After graduating, interning, passing a series of exams, and having two kids, the day finally came in 2004 when Maureen’s architecture license from the Texas Board of Architectural Examiners showed up in the mail. But that same day, she got a phone call from her oncologist. The biopsy showed cancer. And Maureen was three months pregnant with her third child.
During a doctor visit, her OBGYN had discovered a lump on her chest and recommended she get it checked out. “Breast cancer in a pregnant woman is incredibly aggressive,” Gary says. “Had we not gotten it checked out, my kid wouldn’t have had her mom. We got 11 more years because it got caught.”

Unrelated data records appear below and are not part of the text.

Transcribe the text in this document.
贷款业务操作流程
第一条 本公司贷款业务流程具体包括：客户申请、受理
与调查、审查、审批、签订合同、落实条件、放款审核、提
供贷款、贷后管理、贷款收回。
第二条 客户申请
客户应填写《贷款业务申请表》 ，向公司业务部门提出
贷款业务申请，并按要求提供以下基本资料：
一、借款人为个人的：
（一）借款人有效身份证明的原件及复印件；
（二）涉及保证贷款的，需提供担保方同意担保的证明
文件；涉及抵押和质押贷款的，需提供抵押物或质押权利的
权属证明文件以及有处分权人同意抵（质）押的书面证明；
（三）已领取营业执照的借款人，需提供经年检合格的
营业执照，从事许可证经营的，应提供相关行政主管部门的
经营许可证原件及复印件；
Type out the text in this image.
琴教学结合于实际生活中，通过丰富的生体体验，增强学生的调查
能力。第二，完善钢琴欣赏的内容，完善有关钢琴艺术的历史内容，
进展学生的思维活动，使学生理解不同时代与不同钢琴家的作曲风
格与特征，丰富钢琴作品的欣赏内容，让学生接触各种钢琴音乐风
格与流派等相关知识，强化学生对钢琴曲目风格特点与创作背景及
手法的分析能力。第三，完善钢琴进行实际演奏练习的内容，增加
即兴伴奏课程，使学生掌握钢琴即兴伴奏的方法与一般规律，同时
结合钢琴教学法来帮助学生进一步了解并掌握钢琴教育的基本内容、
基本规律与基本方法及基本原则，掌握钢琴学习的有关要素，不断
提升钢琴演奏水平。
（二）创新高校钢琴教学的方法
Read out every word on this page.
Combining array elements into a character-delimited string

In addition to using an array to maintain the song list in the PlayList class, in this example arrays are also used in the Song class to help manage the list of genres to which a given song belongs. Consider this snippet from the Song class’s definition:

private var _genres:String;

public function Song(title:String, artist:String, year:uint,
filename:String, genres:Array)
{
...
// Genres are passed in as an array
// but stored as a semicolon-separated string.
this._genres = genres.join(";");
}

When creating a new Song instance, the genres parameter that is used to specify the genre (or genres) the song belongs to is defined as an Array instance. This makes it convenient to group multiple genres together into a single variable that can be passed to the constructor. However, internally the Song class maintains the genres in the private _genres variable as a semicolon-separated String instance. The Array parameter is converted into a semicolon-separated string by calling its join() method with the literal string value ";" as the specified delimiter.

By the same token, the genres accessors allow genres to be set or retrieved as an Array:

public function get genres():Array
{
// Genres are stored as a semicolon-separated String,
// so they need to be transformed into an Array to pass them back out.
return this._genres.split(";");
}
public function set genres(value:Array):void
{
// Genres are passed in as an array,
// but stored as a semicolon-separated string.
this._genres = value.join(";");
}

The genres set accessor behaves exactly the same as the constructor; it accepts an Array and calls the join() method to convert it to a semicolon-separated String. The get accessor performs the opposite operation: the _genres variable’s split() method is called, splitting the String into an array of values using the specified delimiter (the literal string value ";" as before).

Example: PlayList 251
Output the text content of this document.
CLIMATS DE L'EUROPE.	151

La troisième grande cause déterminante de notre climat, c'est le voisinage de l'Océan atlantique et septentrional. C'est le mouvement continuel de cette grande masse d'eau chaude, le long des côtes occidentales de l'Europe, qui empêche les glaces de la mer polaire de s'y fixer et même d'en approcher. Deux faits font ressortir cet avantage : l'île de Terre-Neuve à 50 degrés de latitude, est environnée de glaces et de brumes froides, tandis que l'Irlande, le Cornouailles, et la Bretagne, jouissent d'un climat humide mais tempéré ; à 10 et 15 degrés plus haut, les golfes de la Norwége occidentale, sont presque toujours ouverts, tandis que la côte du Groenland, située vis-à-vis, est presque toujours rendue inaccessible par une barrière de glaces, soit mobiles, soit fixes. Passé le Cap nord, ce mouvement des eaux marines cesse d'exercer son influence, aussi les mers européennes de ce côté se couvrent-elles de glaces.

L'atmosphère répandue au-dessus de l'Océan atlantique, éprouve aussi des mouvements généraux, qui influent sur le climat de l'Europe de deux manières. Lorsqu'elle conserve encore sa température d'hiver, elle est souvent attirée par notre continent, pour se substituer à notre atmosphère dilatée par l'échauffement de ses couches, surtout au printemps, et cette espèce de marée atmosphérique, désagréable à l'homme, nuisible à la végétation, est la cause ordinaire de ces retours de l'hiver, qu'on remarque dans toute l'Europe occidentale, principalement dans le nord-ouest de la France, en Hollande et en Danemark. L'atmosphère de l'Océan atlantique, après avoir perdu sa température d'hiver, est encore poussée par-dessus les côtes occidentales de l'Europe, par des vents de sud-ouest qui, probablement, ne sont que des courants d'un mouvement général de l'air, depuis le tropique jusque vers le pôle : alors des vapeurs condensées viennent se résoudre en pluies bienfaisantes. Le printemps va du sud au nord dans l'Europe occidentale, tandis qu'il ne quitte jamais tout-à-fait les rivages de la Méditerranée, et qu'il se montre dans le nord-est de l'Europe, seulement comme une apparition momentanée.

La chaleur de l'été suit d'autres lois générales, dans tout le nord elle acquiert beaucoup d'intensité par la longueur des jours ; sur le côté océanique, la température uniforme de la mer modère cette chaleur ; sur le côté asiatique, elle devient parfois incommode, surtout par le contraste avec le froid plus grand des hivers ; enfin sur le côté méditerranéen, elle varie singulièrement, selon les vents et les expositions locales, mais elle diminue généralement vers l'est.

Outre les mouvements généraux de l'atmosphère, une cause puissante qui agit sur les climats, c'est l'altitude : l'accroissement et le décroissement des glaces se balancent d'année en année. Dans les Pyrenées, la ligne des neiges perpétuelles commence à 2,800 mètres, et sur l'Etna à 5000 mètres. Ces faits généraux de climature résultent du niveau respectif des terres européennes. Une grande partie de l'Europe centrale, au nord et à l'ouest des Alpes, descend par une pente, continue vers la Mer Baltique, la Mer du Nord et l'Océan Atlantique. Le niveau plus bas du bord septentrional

Maureen did not let cancer define her. She continued to be a mom for her three children, Taylor, Katelyn, and Kyla. And she continued her job at O’Connell Robertson, an architecture firm in Austin that designs schools and hospitals. Whenever she walked into a hospital for treatment, she’d make note of the building’s design, looking for new ideas. She worked up until the week before she passed away. The office was her sanctuary. “When she walked through the doors on the ninth floor of 811 Barton Springs into O’Connell Robertson, she was an architect,” Gary says. “ She was not a cancer patient. She was Maureen and that was that.”
A year after Maureen passed, Taylor began fundraising for the build dedicated to her. While at first, he began posting to his Facebook page, he later reached out to bigger names like jewelry designer Kendra Scott and Maureen’s firm O’Connell Robertson. By the end of the year, he’d raised $85,000.
In January 2016, the project began. The house was dedicated to Annette Lopez, a single mom with a young daughter. After five months of work, the dedication day came. Taylor was overwhelmed with emotion as he handed over the keys to Lopez. His eyes filled with tears as he thought about his mom. “I just lost it,” he says.
Now a senior in high school, Taylor plans to study architecture in college. During the summer of 2016, he attended the UT Summer Academy in Architecture, a month-long program that gives prospective architecture students a taste of design. While working on studio projects, Taylor was designing in the same studios his mom once frequented “I was working on the same drafting tables and boards she used,” Taylor says. “I was like, ‘wow, my mom was here 20 years ago doing the exact same thing I’m doing now.’”
Taylor continues to pursue his passion for architecture and helping others by volunteering with Habitat for Humanity. During South By Southwest, he’ll be sharing his story at a session on March 11. He wants to encourage people to make a difference, no matter their age or experience. “Just saying yes that first time to getting involved in your community, though it might be hard, you end up doing a lot of awesome things,” Taylor says.
Gary sees a lot of Maureen in Taylor. He’s tall, thoughtful, inward, yet loves helping people. “I think he realized that it’s only in giving that you fully understand who you really are,” Gary says. “He didn’t do the Habitat house of any other reason than love.”